Andover Bird Sanctuary Field Notes
by Sally Perkins
The Andover Bird Sanctuary is a large, moist woodland tract of land located in Andover, Massachusetts . The Audubon Society administers the property which is open to the public but not well known. The official name of the property is the Moncrieff Cochran Sanctuary. On the former estate are planted native and introduced species as well as hybrid Rhododendrons. Many of the plantings are old, from about the 1920's. I think there may be seedling populations of R. carolinianum, R. maximum, as well as deciduous and evergreen azaleas.
Visit on May 21, 1995 with ARS member Randy Harris.
Did not take pictures but R. prinophyllum and R. periclymenoides in bloom
The R. carolinianum were pretty spectacular, no yellows, just the typical white to pink forms
R. kaempferi were at peak color for the coral-orange forms. The red/red-orange ones were not fully out and the red ones seemed to be smaller plants. Some were scattered throughout the grounds as isolated plants. Along the path on the right down past the pond bridge were a large number of 5-7 feet tall plants along both sides of the path for about 50-75 feet .
There was also some elepidote R. catawbiense type plants showing bud color but none really open yet.
Visit on June 7, 1995 with John Perkins.
We did take pictures but it rained that day and maybe a little while we were there so pictures didn't come out too well. There were quite a few R. catawbiense (hybrids? ) in bloom that I tried to get pictures. Most were 'Roseum Elegans' type color lavender pink with a olive green flare. We thought there were some nice plants that reminded us of an open 'Gomer Waterer' (white with the lilac tinge).
Another hybrid was deeper pink almost red in bud, that open deep rose, one had a white flare or throat with a deep rose outer corolla.
The red R. kaempferi were going past but the R. calendulaceum were in full bloom. One plant on the end had multicolor flowers in yellow and orange.

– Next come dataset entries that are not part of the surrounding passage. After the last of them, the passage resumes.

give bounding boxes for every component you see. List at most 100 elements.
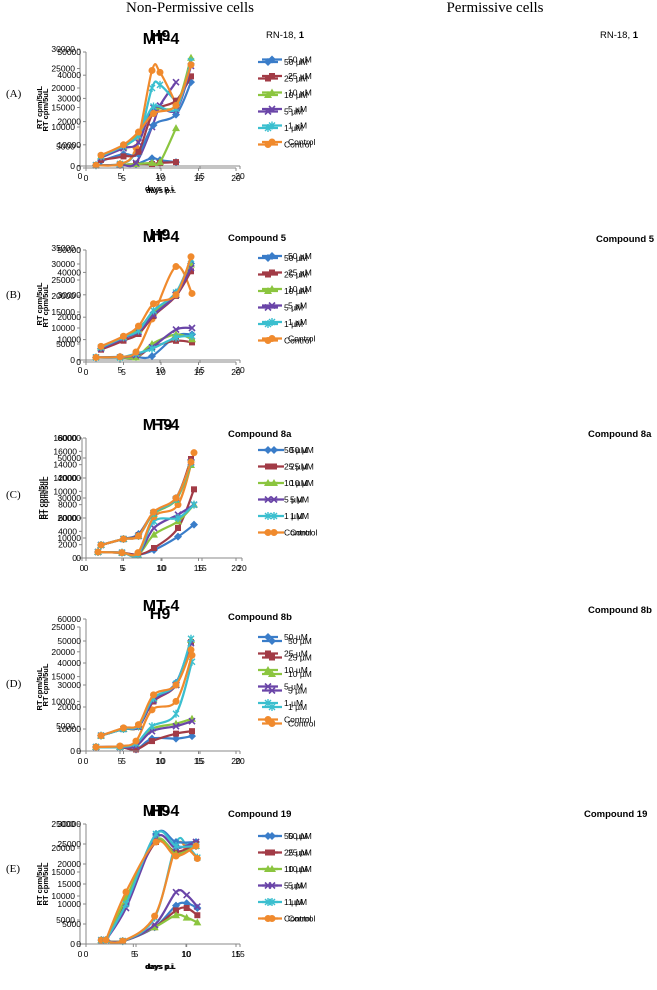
y-tick-label: 50000	[57, 245, 81, 255]
x-tick-label: 0	[80, 563, 85, 573]
compound-label-b: Compound 5	[228, 233, 286, 244]
legend-marker	[264, 529, 272, 536]
y-tick-label: 20000	[51, 83, 75, 93]
y-tick-label: 15000	[51, 307, 75, 317]
y-tick-label: 40000	[57, 70, 81, 80]
data-point	[135, 128, 142, 136]
legend-entry: 50 µM	[284, 253, 308, 263]
row-label-d: (D)	[6, 678, 22, 690]
data-point	[172, 101, 180, 109]
x-tick-label: 5	[118, 756, 123, 766]
data-point	[187, 646, 195, 654]
x-tick-label: 10	[155, 365, 165, 375]
data-point	[152, 838, 160, 846]
legend-marker	[268, 88, 276, 96]
data-point	[148, 352, 156, 361]
data-point	[92, 743, 100, 751]
legend-entry: 10 µM	[284, 478, 308, 488]
legend-marker	[264, 898, 272, 906]
legend-entry: 1 µM	[284, 319, 303, 329]
data-point	[120, 535, 127, 543]
x-tick-label: 20	[235, 365, 245, 375]
legend-entry: 10 µM	[284, 864, 308, 874]
data-point	[133, 746, 139, 753]
data-point	[151, 545, 157, 551]
data-point	[97, 732, 105, 740]
compound-label-a-right: RN-18, 1	[600, 30, 638, 41]
y-axis-label: RT cpm/5uL	[41, 862, 50, 905]
x-tick-label: 0	[78, 756, 83, 766]
data-point	[150, 300, 157, 308]
data-point	[172, 722, 180, 730]
compound-number: 19	[280, 809, 292, 820]
y-tick-label: 6000	[58, 513, 77, 523]
compound-prefix: Compound	[228, 809, 279, 820]
compound-label-d-right: Compound 8b	[588, 605, 652, 616]
chart-title: H9	[150, 28, 171, 45]
data-point	[188, 717, 196, 725]
y-tick-label: 25000	[51, 819, 75, 829]
compound-number: 8b	[280, 612, 292, 623]
compound-number: 5	[648, 234, 655, 245]
compound-prefix: Compound	[584, 809, 635, 820]
y-tick-label: 30000	[57, 290, 81, 300]
data-point	[149, 738, 155, 745]
data-point	[134, 549, 142, 557]
data-point	[172, 78, 180, 86]
legend-entry: 1 µM	[288, 121, 307, 131]
x-axis-label: days p.i.	[145, 962, 175, 971]
y-axis-label: RT cpm/5uL	[41, 88, 50, 131]
data-point	[182, 899, 191, 908]
y-tick-label: 2000	[58, 540, 77, 550]
legend-entry: 1 µM	[288, 702, 307, 712]
legend-entry: 50 µM	[284, 831, 308, 841]
legend-marker	[265, 75, 271, 82]
legend-entry: 50 µM	[284, 57, 308, 67]
legend-entry: 25 µM	[290, 462, 314, 472]
y-tick-label: 30000	[57, 93, 81, 103]
compound-prefix: RN-18,	[266, 30, 297, 41]
data-point	[193, 904, 202, 912]
legend-entry: 10 µM	[284, 90, 308, 100]
data-point	[120, 724, 127, 732]
data-point	[135, 532, 142, 540]
y-tick-label: 0	[76, 357, 81, 367]
y-tick-label: 20000	[51, 843, 75, 853]
row-label-c: (C)	[6, 489, 21, 501]
data-point	[187, 253, 195, 261]
data-point	[183, 905, 190, 911]
x-tick-label: 10	[181, 949, 191, 959]
data-point	[188, 332, 196, 340]
legend-entry: 25 µM	[284, 649, 308, 659]
chart-title: H9	[150, 803, 171, 820]
legend-entry: 1 µM	[284, 698, 303, 708]
y-tick-label: 14000	[53, 460, 77, 470]
y-axis-label: RT cpm/5uL	[41, 663, 50, 706]
legend-entry: 50 µM	[288, 55, 312, 65]
y-axis-label: RT cpm/5uL	[37, 476, 46, 519]
y-tick-label: 40000	[57, 658, 81, 668]
legend-marker	[264, 865, 272, 872]
data-point	[190, 500, 198, 509]
legend-entry: 25 µM	[284, 848, 308, 858]
legend-entry: 1 µM	[288, 317, 307, 327]
data-point	[172, 842, 180, 850]
legend-marker	[264, 107, 272, 116]
legend-entry: 1 µM	[284, 511, 303, 521]
legend-entry: Control	[284, 914, 312, 924]
data-point	[172, 291, 180, 299]
legend-entry: 5 µM	[288, 881, 307, 891]
y-tick-label: 15000	[51, 672, 75, 682]
y-tick-label: 25000	[51, 275, 75, 285]
legend-entry: 5 µM	[288, 301, 307, 311]
x-tick-label: 0	[84, 563, 89, 573]
chart-title: MT-4	[143, 598, 180, 615]
row-label-b: (B)	[6, 289, 21, 301]
left-column-header: Non-Permissive cells	[126, 0, 254, 16]
y-tick-label: 12000	[53, 473, 77, 483]
y-tick-label: 25000	[51, 64, 75, 74]
legend-entry: 1 µM	[288, 897, 307, 907]
y-tick-label: 10000	[53, 486, 77, 496]
chart-b-mt4: MT-4RT cpm/5uL01000020000300004000050000…	[41, 229, 312, 377]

There was a group of Kalmia latifolia budded up but not yet open in a small clearing off the main trail.
Visit on Sunday July 9, 1995 with John Perkins.
R. maximum pretty much at peak Most had pink in bud open white with a green flare.
There were a some that were darker pink in bud that fade to an apple blossom pink. There were a few that seem to have a lilac tone to the flowers especially when fading. We did not find any deep color forms.
We did not find any pure white forms but we did find some close to white with just a blush of pink on the bud. All of them with the olive green flare .
Some had smaller leaf forms then what I would not normally associate with R.maximum, some with nice dome shaped trusses and some that had larger number of flowers in a domed truss.
I did take a picture as I first came into the sanctuary of a typical R. maximum and one of a nice dome truss that John pointed out to me heading towards the right.
R. arborescens in bloom very white with pink tinges in bud with the red stalked glands on the outer corolla nice fragrant, very large flower ones (1.5 in across ) star shaped flower-- nice shape--took a picture of one that seemed to stand out from the rest
Most R. calendulaceum were past but I did find a flower of a late blooming plant with a yellow flower and a pale peachy orange flare. Took some pollen home for crossing
There was a white R. viscosum, found at the wooded end of R. calendulaceum group, very incredibly sticky (older flowers stuck together). Smaller flower than the rest with yellow flare. Picture does not show pale yellow flare as well. I wondered if is a hybrid and if could be used in breeding with R. serrulatum?
a few R. carolinianum seedlings
Calluna seeding in on roadside
many R. maximum seedlings along trail
R.kaempferi, R. calendulaceum, represent an interesting genetic pool
also R. prinophyllum, R. periclymenoides some R. japonicum? type hybrid earlier in the season.